Dieses Paradies heißt Faial und ist eine der Azoren-Inseln, die weit verstreut im Atlantik liegen. Die 172 Quadratkilometer große Insel ist etwa 1500 km von Portugal und 3600 km von Amerika entfernt. Politisch zählen die Azoren trotz der großen Entfernung zu Portugal. Während am Mittelatlantischen Rücken die europäische und die amerikanische Kontinentalplatten auseinander driften, liegen einige Inseln der Azoren auf einer kleineren Mikroplatte mit hoher vulkanischer Aktivität. Wer Ruhe und Natur abseits des Massentourismus sucht, für den sind die Azoren ideal. Naturerlebnis statt Nachtclubs und Bier an Strandbars, kleine Hotels statt Bettenburgen und nun auch ein faszinierendes Abenteuer für Trailrunner - was will man mehr?
Nachdem die Veranstalter bereits bei der Premiere im letzten Jahr von der Zahl der Anmeldungen positiv überrascht wurden, kann dieses Jahr mit 189 Finishern auf der Kurzdistanz und 248 Finishern beim Ultra eine 50% Steigerung bejubelt werden.
Unsere 48 km lange Route mit etwa 2000 Höhenmetern durchquert die gesamte Insel.
Wer es kürzer mag, der kann sich auf den 22 km langen "Trail der 10 Vulkane" beschränken. Wegen der besonderen landschaftlichen Reize und vor allem wegen der für uns ungewöhnlichen Vegetation lohnt sich die Reise auf die Azoren sehr. Der Flug nach Faial führt über Lissabon, eine Stadt, in die ich mich bei meinen mehrstündigen Aufenthalten bei der Hin- und Rückreise sofort verliebt habe.
Horta ist ein kleines, ruhiges Städtchen mit etwa 6500 Einwohnern. Vor dem zweiten Weltkrieg diente der gut geschützte natürliche Hafen auch als idealer Landeplatz für Transatlantik-Flüge. Heute ist Horta ein beliebter Treffpunkt für Transatlantik-Segler. Peters Café Sport hat in dieser Szene Kult-Charakter.
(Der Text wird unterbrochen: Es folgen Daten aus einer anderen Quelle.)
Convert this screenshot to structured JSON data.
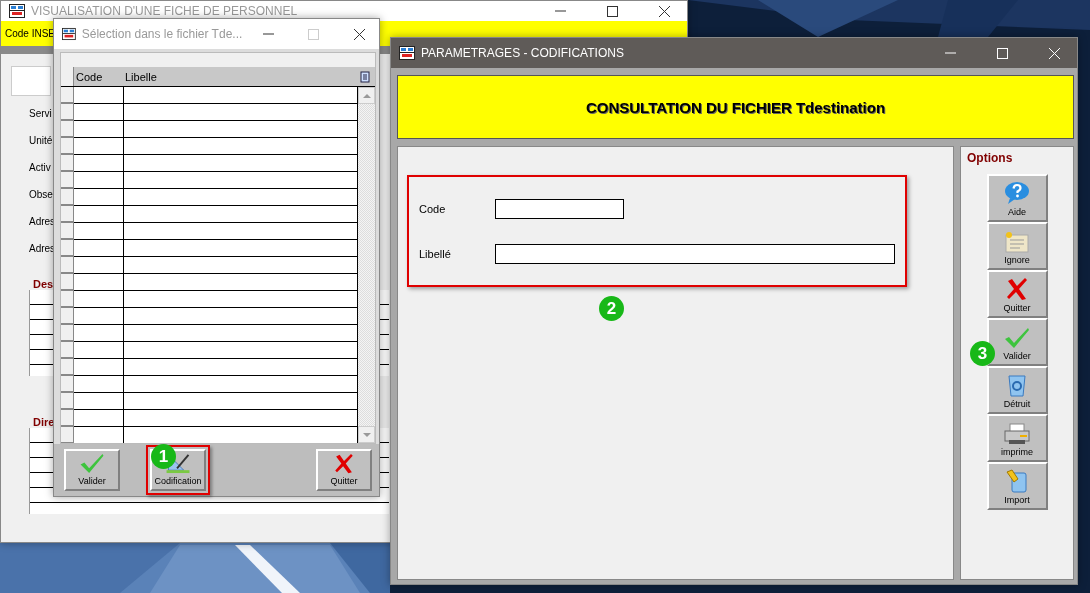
{
  "background_window": {
    "title": "VISUALISATION D'UNE FICHE DE PERSONNEL",
    "header_field": "Code INSE",
    "labels": [
      "Servi",
      "Unité",
      "Activ",
      "Obse",
      "Adres",
      "Adres"
    ],
    "sections": [
      "Des",
      "Dire"
    ]
  },
  "selection_window": {
    "title": "Sélection dans le fichier Tde...",
    "columns": [
      "Code",
      "Libelle"
    ],
    "buttons": [
      {
        "label": "Valider",
        "kind": "valider",
        "highlighted": false
      },
      {
        "label": "Codification",
        "kind": "codification",
        "highlighted": true
      },
      {
        "label": "Quitter",
        "kind": "quitter",
        "highlighted": false
      }
    ]
  },
  "codification_window": {
    "title": "PARAMETRAGES - CODIFICATIONS",
    "heading": "CONSULTATION DU FICHIER Tdestination",
    "form_highlighted": true,
    "fields": [
      {
        "label": "Code",
        "kind": "short"
      },
      {
        "label": "Libellé",
        "kind": "long"
      }
    ],
    "options_title": "Options",
    "options": [
      {
        "label": "Aide",
        "kind": "help"
      },
      {
        "label": "Ignore",
        "kind": "ignore"
      },
      {
        "label": "Quitter",
        "kind": "quitter"
      },
      {
        "label": "Valider",
        "kind": "valider"
      },
      {
        "label": "Détruit",
        "kind": "trash"
      },
      {
        "label": "imprime",
        "kind": "print"
      },
      {
        "label": "Import",
        "kind": "import"
      }
    ]
  },
  "callouts": [
    "1",
    "2",
    "3"
  ]
}
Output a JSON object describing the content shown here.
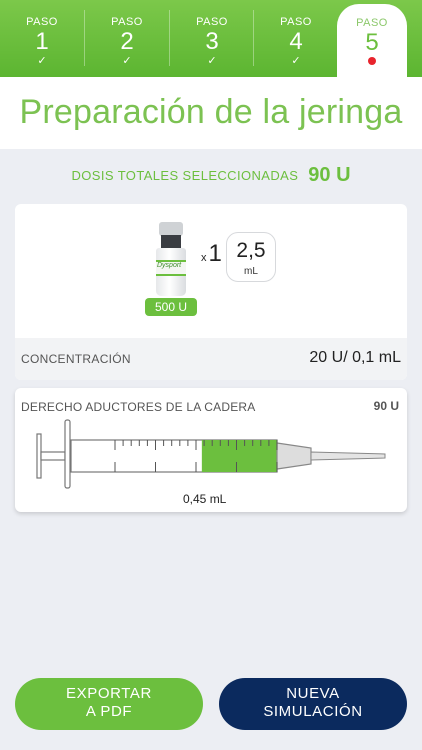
{
  "steps": [
    {
      "label": "PASO",
      "number": "1",
      "check": "✓"
    },
    {
      "label": "PASO",
      "number": "2",
      "check": "✓"
    },
    {
      "label": "PASO",
      "number": "3",
      "check": "✓"
    },
    {
      "label": "PASO",
      "number": "4",
      "check": "✓"
    },
    {
      "label": "PASO",
      "number": "5"
    }
  ],
  "page_title": "Preparación de la jeringa",
  "total_dose": {
    "label": "DOSIS TOTALES SELECCIONADAS",
    "value": "90 U"
  },
  "vial": {
    "brand": "Dysport",
    "units_badge": "500 U",
    "multiplier_x": "x",
    "multiplier_n": "1",
    "volume_value": "2,5",
    "volume_unit": "mL"
  },
  "concentration": {
    "label": "CONCENTRACIÓN",
    "value": "20 U/ 0,1 mL"
  },
  "syringe": {
    "muscle": "DERECHO ADUCTORES DE LA CADERA",
    "dose": "90 U",
    "volume": "0,45 mL",
    "fill_fraction": 0.45
  },
  "buttons": {
    "export_line1": "EXPORTAR",
    "export_line2": "A PDF",
    "new_line1": "NUEVA",
    "new_line2": "SIMULACIÓN"
  },
  "colors": {
    "brand_green": "#6cbf3e",
    "navy": "#0b2a5e",
    "active_dot": "#e8242d"
  }
}
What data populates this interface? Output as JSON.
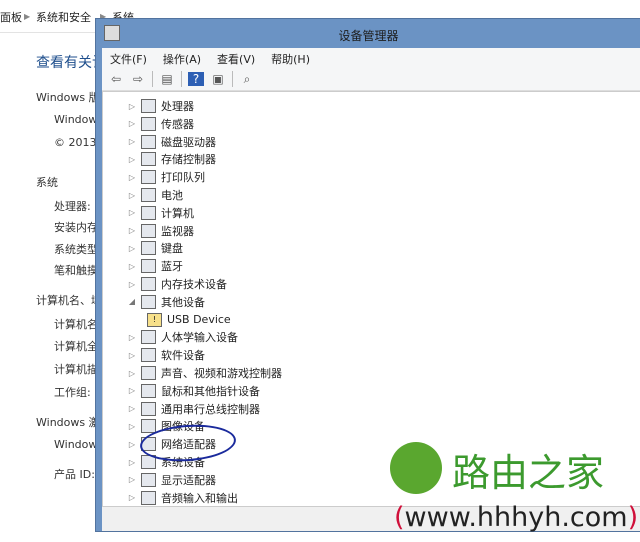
{
  "breadcrumb": [
    "面板",
    "系统和安全",
    "系统"
  ],
  "background": {
    "heading": "查看有关计",
    "lines": [
      "Windows 版",
      "Window",
      "© 2013",
      "系统",
      "处理器:",
      "安装内存",
      "系统类型",
      "笔和触摸",
      "计算机名、域",
      "计算机名",
      "计算机全",
      "计算机描",
      "工作组:",
      "Windows 激",
      "Window",
      "产品 ID:"
    ]
  },
  "window": {
    "title": "设备管理器",
    "menu": [
      "文件(F)",
      "操作(A)",
      "查看(V)",
      "帮助(H)"
    ],
    "toolbar_icons": [
      "back-icon",
      "forward-icon",
      "properties-icon",
      "help-icon",
      "update-icon",
      "scan-icon"
    ],
    "tree": [
      {
        "label": "处理器",
        "expanded": false
      },
      {
        "label": "传感器",
        "expanded": false
      },
      {
        "label": "磁盘驱动器",
        "expanded": false
      },
      {
        "label": "存储控制器",
        "expanded": false
      },
      {
        "label": "打印队列",
        "expanded": false
      },
      {
        "label": "电池",
        "expanded": false
      },
      {
        "label": "计算机",
        "expanded": false
      },
      {
        "label": "监视器",
        "expanded": false
      },
      {
        "label": "键盘",
        "expanded": false
      },
      {
        "label": "蓝牙",
        "expanded": false
      },
      {
        "label": "内存技术设备",
        "expanded": false
      },
      {
        "label": "其他设备",
        "expanded": true
      },
      {
        "label": "USB Device",
        "child": true
      },
      {
        "label": "人体学输入设备",
        "expanded": false
      },
      {
        "label": "软件设备",
        "expanded": false
      },
      {
        "label": "声音、视频和游戏控制器",
        "expanded": false
      },
      {
        "label": "鼠标和其他指针设备",
        "expanded": false
      },
      {
        "label": "通用串行总线控制器",
        "expanded": false
      },
      {
        "label": "图像设备",
        "expanded": false
      },
      {
        "label": "网络适配器",
        "expanded": false,
        "circled": true
      },
      {
        "label": "系统设备",
        "expanded": false
      },
      {
        "label": "显示适配器",
        "expanded": false
      },
      {
        "label": "音频输入和输出",
        "expanded": false
      }
    ]
  },
  "watermark": {
    "name": "路由之家",
    "url": "(www.hhhyh.com)",
    "color": "#3c9a2e"
  },
  "colors": {
    "titlebar": "#6b93c4",
    "annotation": "#1a2a9c"
  }
}
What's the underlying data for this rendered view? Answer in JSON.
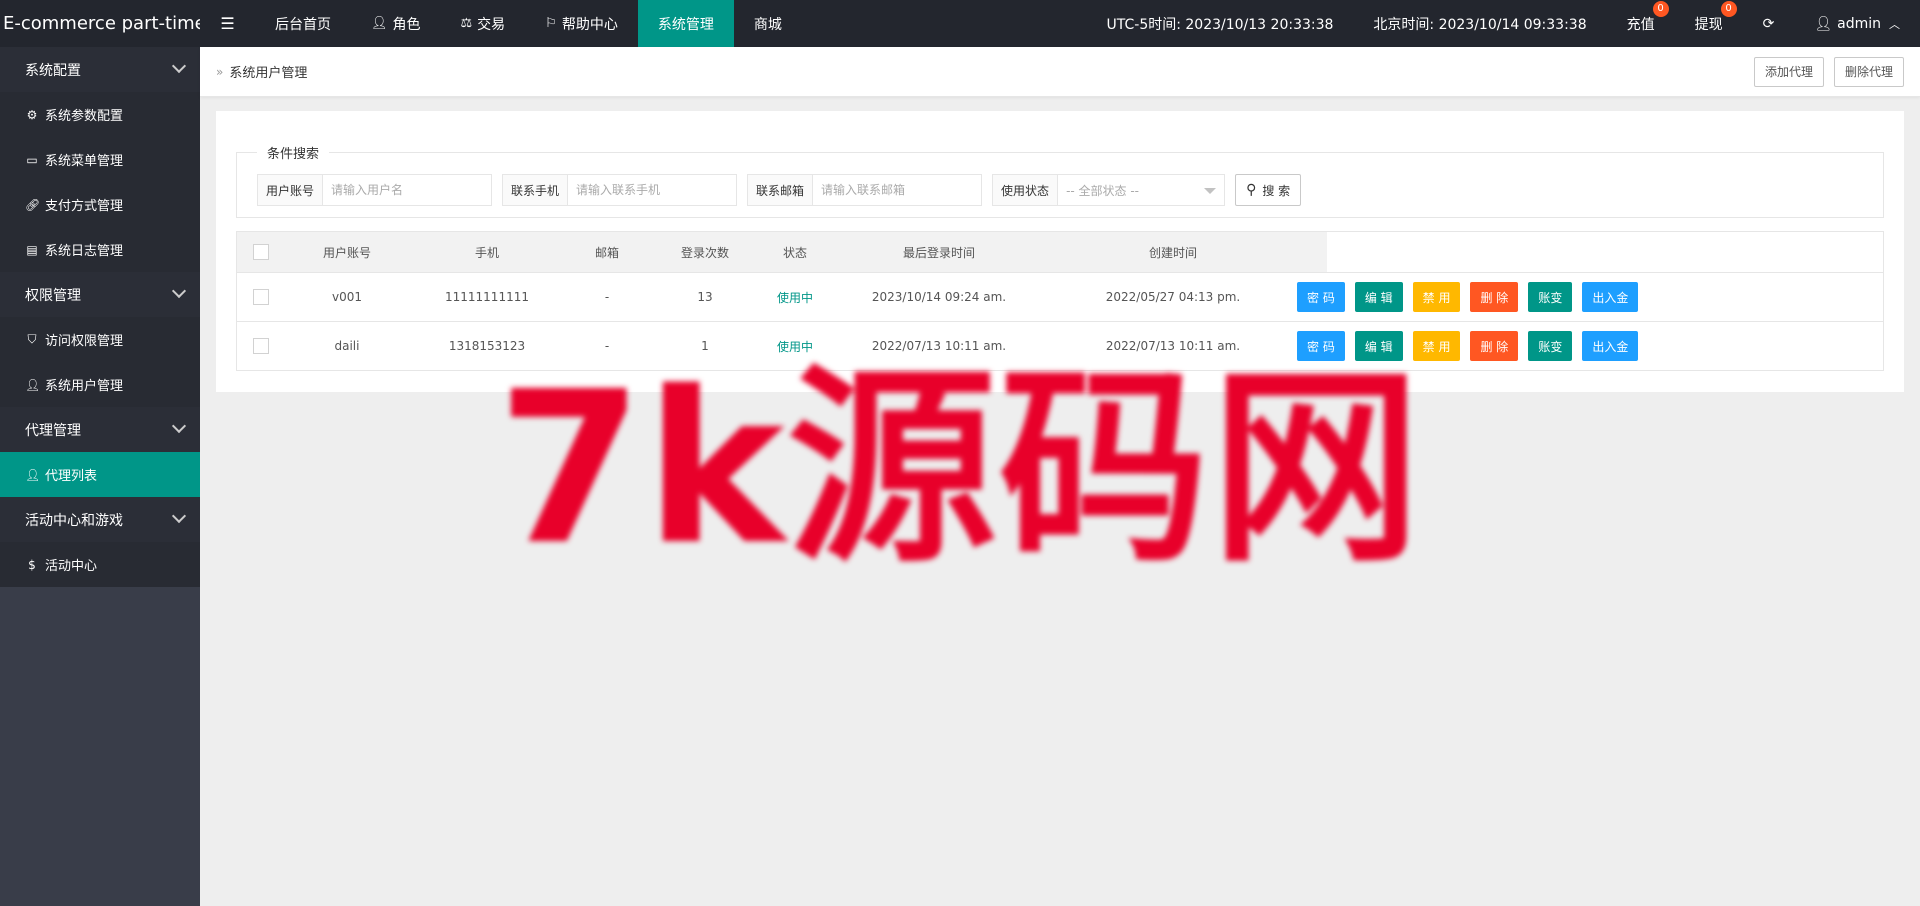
{
  "brand": "E-commerce part-time",
  "nav": [
    {
      "label": "后台首页",
      "icon": ""
    },
    {
      "label": "角色",
      "icon": "user-icon"
    },
    {
      "label": "交易",
      "icon": "scale-icon"
    },
    {
      "label": "帮助中心",
      "icon": "flag-icon"
    },
    {
      "label": "系统管理",
      "icon": "",
      "active": true
    },
    {
      "label": "商城",
      "icon": ""
    }
  ],
  "topright": {
    "utc_time": "UTC-5时间: 2023/10/13 20:33:38",
    "beijing_time": "北京时间: 2023/10/14 09:33:38",
    "recharge": "充值",
    "recharge_badge": "0",
    "withdraw": "提现",
    "withdraw_badge": "0",
    "user": "admin"
  },
  "sidebar": {
    "groups": [
      {
        "label": "系统配置",
        "items": [
          {
            "label": "系统参数配置",
            "icon": "gear-icon"
          },
          {
            "label": "系统菜单管理",
            "icon": "window-icon"
          },
          {
            "label": "支付方式管理",
            "icon": "link-icon"
          },
          {
            "label": "系统日志管理",
            "icon": "log-icon"
          }
        ]
      },
      {
        "label": "权限管理",
        "items": [
          {
            "label": "访问权限管理",
            "icon": "shield-icon"
          },
          {
            "label": "系统用户管理",
            "icon": "user-icon"
          }
        ]
      },
      {
        "label": "代理管理",
        "items": [
          {
            "label": "代理列表",
            "icon": "user-icon",
            "active": true
          }
        ]
      },
      {
        "label": "活动中心和游戏",
        "items": [
          {
            "label": "活动中心",
            "icon": "dollar-icon"
          }
        ]
      }
    ]
  },
  "breadcrumb": {
    "title": "系统用户管理",
    "add_btn": "添加代理",
    "del_btn": "删除代理"
  },
  "search": {
    "legend": "条件搜索",
    "account_label": "用户账号",
    "account_placeholder": "请输入用户名",
    "phone_label": "联系手机",
    "phone_placeholder": "请输入联系手机",
    "mail_label": "联系邮箱",
    "mail_placeholder": "请输入联系邮箱",
    "status_label": "使用状态",
    "status_value": "-- 全部状态 --",
    "search_btn": "搜 索"
  },
  "table": {
    "headers": [
      "用户账号",
      "手机",
      "邮箱",
      "登录次数",
      "状态",
      "最后登录时间",
      "创建时间"
    ],
    "rows": [
      {
        "account": "v001",
        "phone": "11111111111",
        "mail": "-",
        "logins": "13",
        "status": "使用中",
        "last_login": "2023/10/14 09:24 am.",
        "created": "2022/05/27 04:13 pm."
      },
      {
        "account": "daili",
        "phone": "1318153123",
        "mail": "-",
        "logins": "1",
        "status": "使用中",
        "last_login": "2022/07/13 10:11 am.",
        "created": "2022/07/13 10:11 am."
      }
    ],
    "ops": [
      "密 码",
      "编 辑",
      "禁 用",
      "删 除",
      "账变",
      "出入金"
    ]
  },
  "watermark": "7k源码网",
  "colors": {
    "topbar": "#23262e",
    "sidebar": "#393d49",
    "accent": "#009688",
    "blue": "#1e9fff",
    "yellow": "#ffb800",
    "red": "#ff5722",
    "watermark": "#e8002a"
  }
}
Für Übersee-Segler zählt es inzwischen auch zur Tradition, am Hafen in Horta ein Bild auf den Kai, eine der Mauern oder anderswo hin zu malen. Überall auf dem weitläufigen Gelände findet man heute viele hundert solcher Gemälde.
Ein kleiner Spaziergang oder Trainingslauf auf die neben dem Hafen gelegene Halbinsel des Vulkans Monte da Guia lohnt sich sehr. Ab 1923 trafen in Horta die Überseekabel zwischen Europa und Amerika zusammen. Damals war man stolz darauf war, mit diesen Kabeln etwa 500 Wörter pro Minute zwischen Amerika und Europa übertragen zu können.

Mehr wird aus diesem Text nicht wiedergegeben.